Rinduku kadang memuncak, tapi aku tak pernah bisa
mengungkapkan. Rasanya pengungkapan malah memperburuk suasana. Memperburuk
keadaan yang nyatanya jauh lebih dahulu buruk. Bongkahan rindu itu kuharap
longsor bersama kecewa demi kecewa yang kau jejalkan setiap hari.
Tak lagi aku ingin berandai-andai, nyatanya tetap saja yang
menang itu bukan aku. Mungkin, aku terlalu payah untuk berlari mendekatimu, atau
kau yang terlalu lihai untuk memintal jarak di antara kita?
Entahlah, rasanya aku tak pernah keluar dari cerita buruk
ini. Tersungkur di kubangan cerita masa lalu yang harusnya telah kering. Terjerembab dalam kobaran rasa yang harusnya
telah padam.
Cerita pahit itu, kenangan masa lalu, caramu menyakinkanku. Semua
selalu berkeliaran dan menjadwal hadir dalam isi kepalaku. Nyatanya sekarang,
kupikir kau tak lebih dari sekadar pengganggu lamunan.
Kupikir Tuhan menciptakanmu untuk melangkah bersamaku, tapi
ternyata Tuhan menciptakanmu untuk membuat aku tahu rasanya terlupakan.

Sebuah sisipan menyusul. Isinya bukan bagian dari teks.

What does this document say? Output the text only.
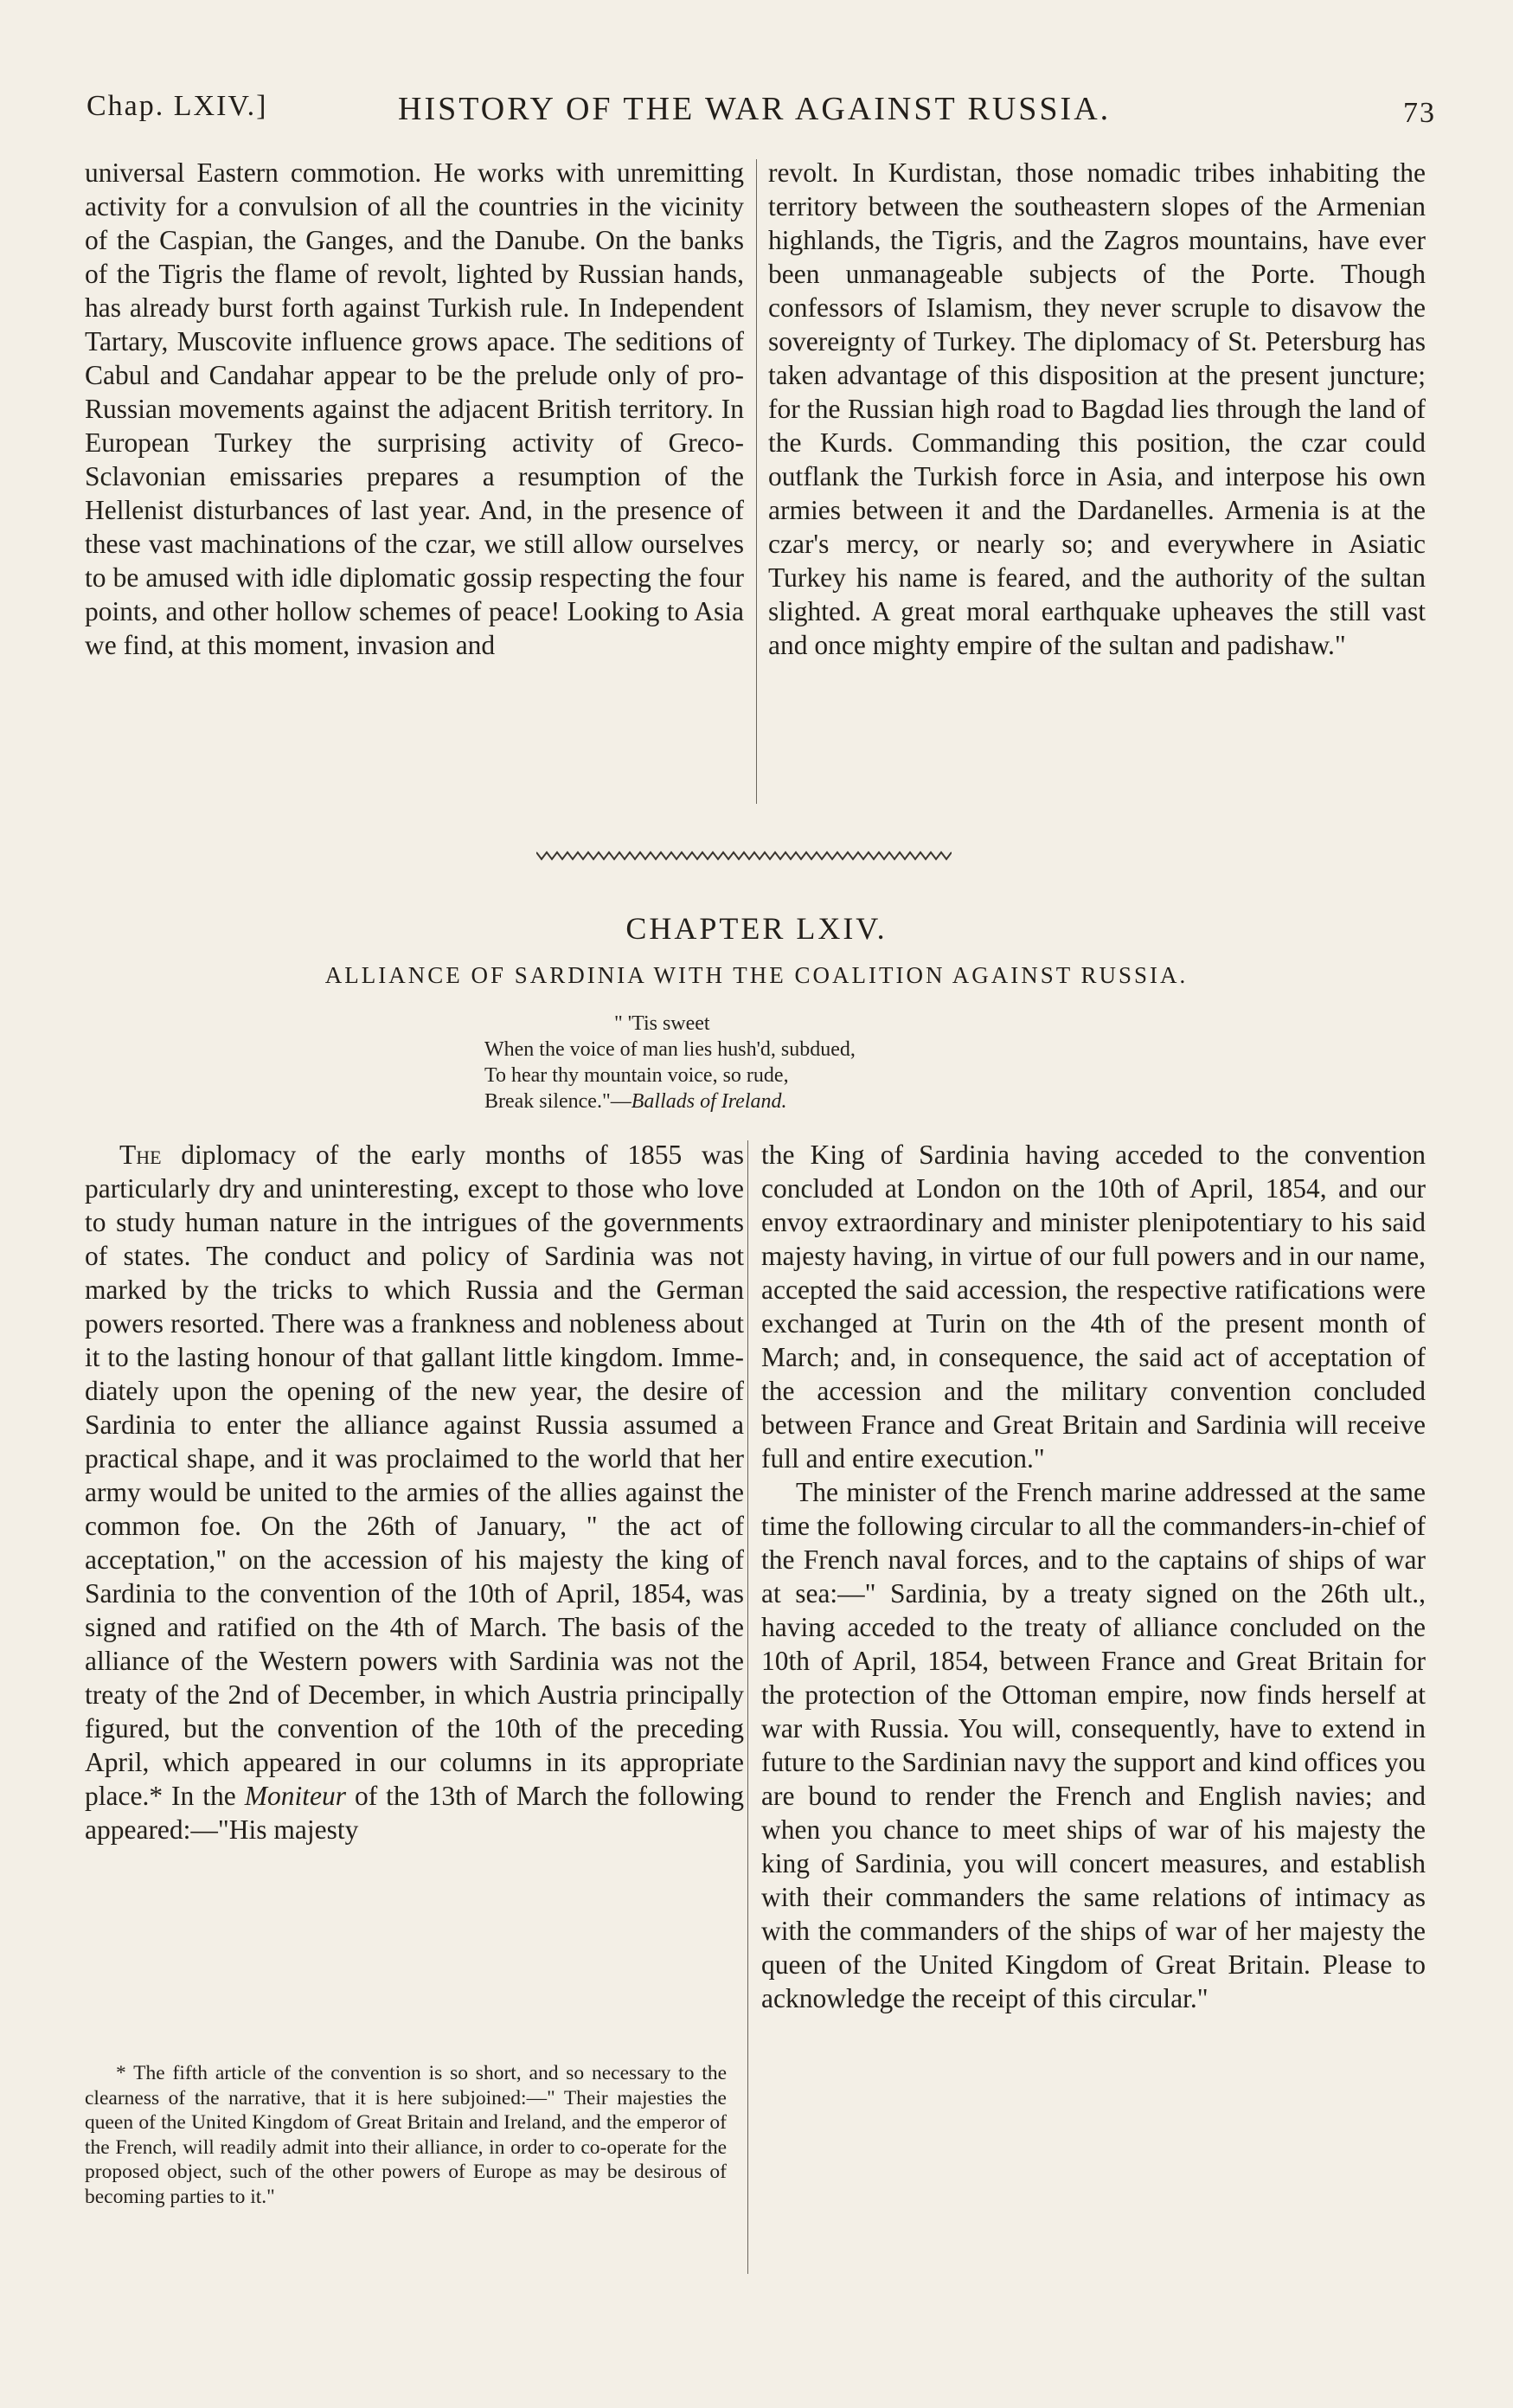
Chap. LXIV.]	HISTORY OF THE WAR AGAINST RUSSIA.	73

universal Eastern commotion. He works with unremitting activity for a convulsion of all the countries in the vicinity of the Caspian, the Ganges, and the Danube. On the banks of the Tigris the flame of revolt, lighted by Russian hands, has already burst forth against Turkish rule. In Independent Tartary, Muscovite influence grows apace. The seditions of Cabul and Candahar appear to be the prelude only of pro-Russian movements against the adjacent British territory. In European Turkey the surprising activity of Greco-Sclavonian emissaries prepares a resumption of the Hellenist disturbances of last year. And, in the presence of these vast machinations of the czar, we still allow ourselves to be amused with idle diplomatic gossip respecting the four points, and other hollow schemes of peace! Looking to Asia we find, at this moment, invasion and

revolt. In Kurdistan, those nomadic tribes inhabiting the territory between the southeastern slopes of the Armenian highlands, the Tigris, and the Zagros mountains, have ever been unmanageable subjects of the Porte. Though confessors of Islamism, they never scruple to disavow the sovereignty of Turkey. The diplomacy of St. Petersburg has taken advantage of this disposition at the present juncture; for the Russian high road to Bagdad lies through the land of the Kurds. Commanding this position, the czar could outflank the Turkish force in Asia, and interpose his own armies between it and the Dardanelles. Armenia is at the czar's mercy, or nearly so; and everywhere in Asiatic Turkey his name is feared, and the authority of the sultan slighted. A great moral earthquake upheaves the still vast and once mighty empire of the sultan and padishaw."

CHAPTER LXIV.
ALLIANCE OF SARDINIA WITH THE COALITION AGAINST RUSSIA.
" 'Tis sweet
When the voice of man lies hush'd, subdued,
To hear thy mountain voice, so rude,
Break silence."—Ballads of Ireland.

The diplomacy of the early months of 1855 was particularly dry and uninteresting, except to those who love to study human nature in the intrigues of the governments of states. The conduct and policy of Sardinia was not marked by the tricks to which Russia and the German powers resorted. There was a frankness and nobleness about it to the lasting honour of that gallant little kingdom. Immediately upon the opening of the new year, the desire of Sardinia to enter the alliance against Russia assumed a practical shape, and it was proclaimed to the world that her army would be united to the armies of the allies against the common foe. On the 26th of January, " the act of acceptation," on the accession of his majesty the king of Sardinia to the convention of the 10th of April, 1854, was signed and ratified on the 4th of March. The basis of the alliance of the Western powers with Sardinia was not the treaty of the 2nd of December, in which Austria principally figured, but the convention of the 10th of the preceding April, which appeared in our columns in its appropriate place.* In the Moniteur of the 13th of March the following appeared:—"His majesty

the King of Sardinia having acceded to the convention concluded at London on the 10th of April, 1854, and our envoy extraordinary and minister plenipotentiary to his said majesty having, in virtue of our full powers and in our name, accepted the said accession, the respective ratifications were exchanged at Turin on the 4th of the present month of March; and, in consequence, the said act of acceptation of the accession and the military convention concluded between France and Great Britain and Sardinia will receive full and entire execution."

The minister of the French marine addressed at the same time the following circular to all the commanders-in-chief of the French naval forces, and to the captains of ships of war at sea:—" Sardinia, by a treaty signed on the 26th ult., having acceded to the treaty of alliance concluded on the 10th of April, 1854, between France and Great Britain for the protection of the Ottoman empire, now finds herself at war with Russia. You will, consequently, have to extend in future to the Sardinian navy the support and kind offices you are bound to render the French and English navies; and when you chance to meet ships of war of his majesty the king of Sardinia, you will concert measures, and establish with their commanders the same relations of intimacy as with the commanders of the ships of war of her majesty the queen of the United Kingdom of Great Britain. Please to acknowledge the receipt of this circular."

* The fifth article of the convention is so short, and so necessary to the clearness of the narrative, that it is here subjoined:—" Their majesties the queen of the United Kingdom of Great Britain and Ireland, and the emperor of the French, will readily admit into their alliance, in order to co-operate for the proposed object, such of the other powers of Europe as may be desirous of becoming parties to it."
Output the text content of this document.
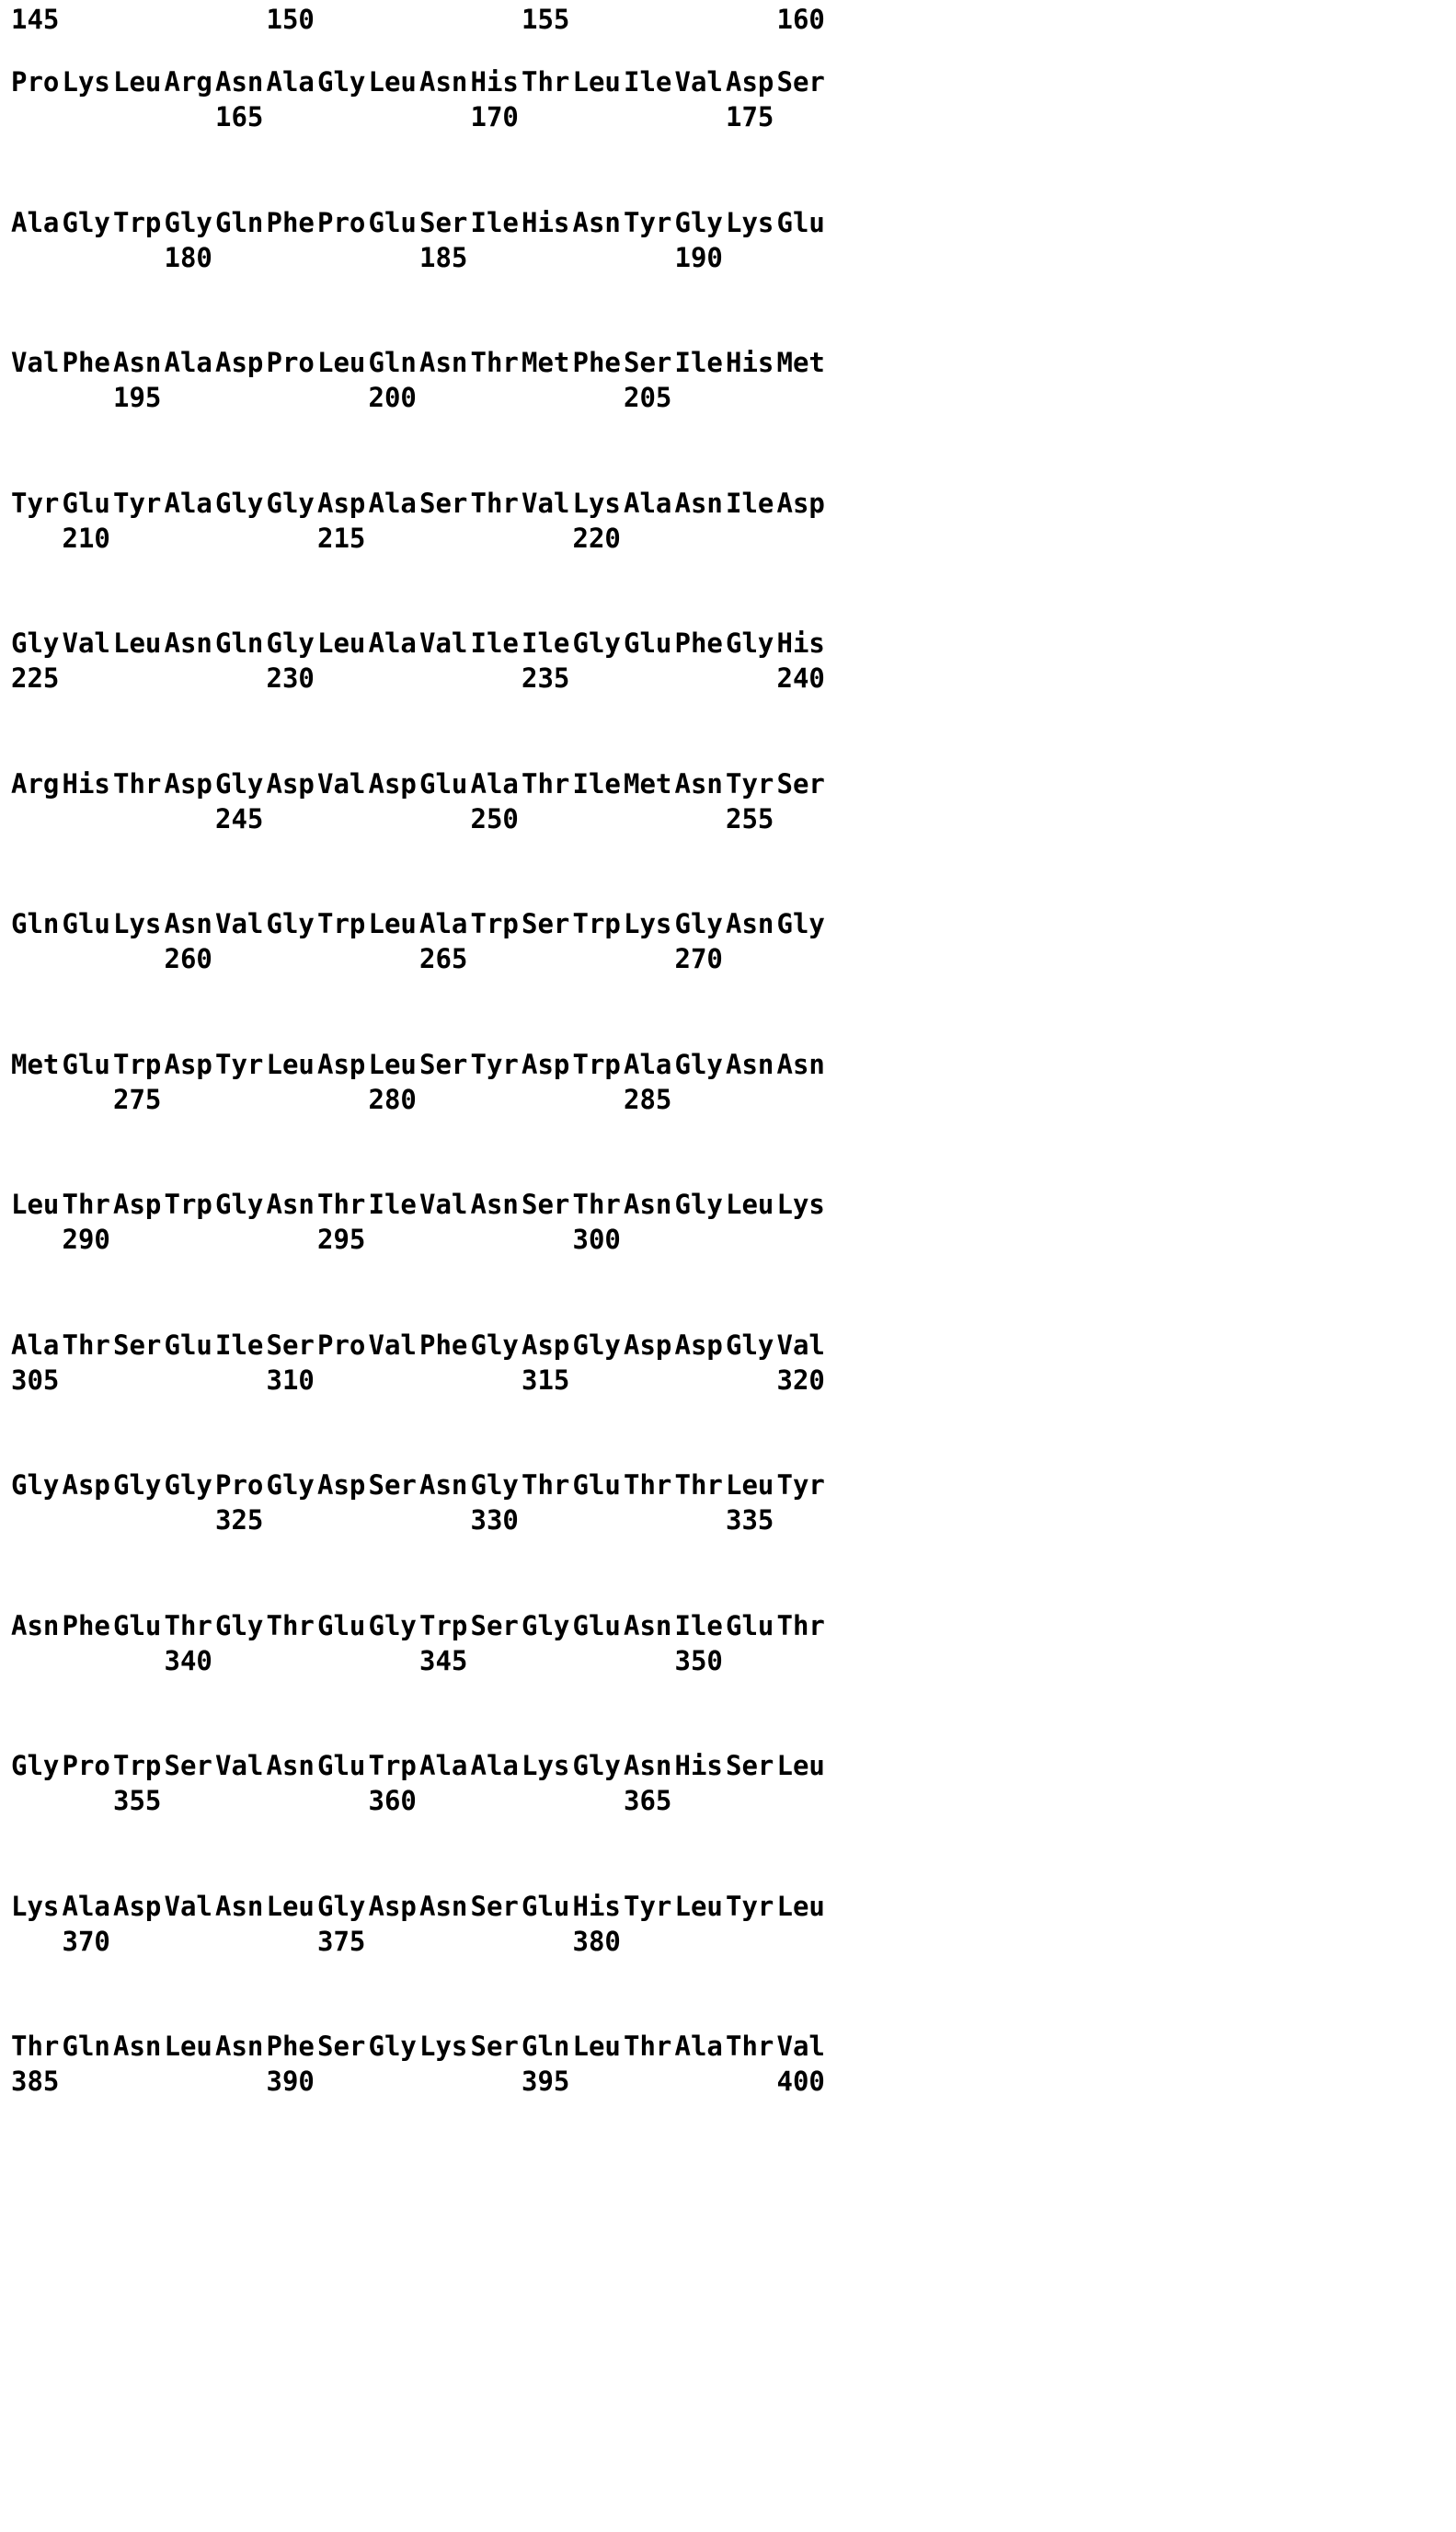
145	150	155	160
Pro Lys Leu Arg Asn Ala Gly Leu Asn His Thr Leu Ile Val Asp Ser
165	170	175
Ala Gly Trp Gly Gln Phe Pro Glu Ser Ile His Asn Tyr Gly Lys Glu
180	185	190
Val Phe Asn Ala Asp Pro Leu Gln Asn Thr Met Phe Ser Ile His Met
195	200	205
Tyr Glu Tyr Ala Gly Gly Asp Ala Ser Thr Val Lys Ala Asn Ile Asp
210	215	220
Gly Val Leu Asn Gln Gly Leu Ala Val Ile Ile Gly Glu Phe Gly His
225	230	235	240
Arg His Thr Asp Gly Asp Val Asp Glu Ala Thr Ile Met Asn Tyr Ser
245	250	255
Gln Glu Lys Asn Val Gly Trp Leu Ala Trp Ser Trp Lys Gly Asn Gly
260	265	270
Met Glu Trp Asp Tyr Leu Asp Leu Ser Tyr Asp Trp Ala Gly Asn Asn
275	280	285
Leu Thr Asp Trp Gly Asn Thr Ile Val Asn Ser Thr Asn Gly Leu Lys
290	295	300
Ala Thr Ser Glu Ile Ser Pro Val Phe Gly Asp Gly Asp Asp Gly Val
305	310	315	320
Gly Asp Gly Gly Pro Gly Asp Ser Asn Gly Thr Glu Thr Thr Leu Tyr
325	330	335
Asn Phe Glu Thr Gly Thr Glu Gly Trp Ser Gly Glu Asn Ile Glu Thr
340	345	350
Gly Pro Trp Ser Val Asn Glu Trp Ala Ala Lys Gly Asn His Ser Leu
355	360	365
Lys Ala Asp Val Asn Leu Gly Asp Asn Ser Glu His Tyr Leu Tyr Leu
370	375	380
Thr Gln Asn Leu Asn Phe Ser Gly Lys Ser Gln Leu Thr Ala Thr Val
385	390	395	400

Kupikir Tuhan menciptakanmu untuk memberikan bahumu, tapi
ternyata Tuhan menjadikanmu perantara agar aku berjuang mencari sahabat yang
rela memberikan bahunya cuma-cuma untukku.
Kau, yang kupikir tak sampai hati menyakitiku bahkan menjadi
orang yang paling tega melihatku berjuang mati-matian hanya demi sebuah tali yang
telah putus itu kembali.
Kau, yang kupikir paling berbaik hati nyatanya menjadi orang
yang paling keras hatinya untuk sekadar memberikan senyum walau hanya sesekali.
Duhai, aku sekarang ingin memelukmu seperti aku memeluk
mereka ketika aku rindukan mereka di hariku. Aku ingin melihat seutas senyummu
yang kau rakit untukku. Aku ingin kembali bersenda gurau. Dan aku ingin, Tuhan
menjadikanmu pelipur laraku. Bukan menjadikanmu alasan laraku.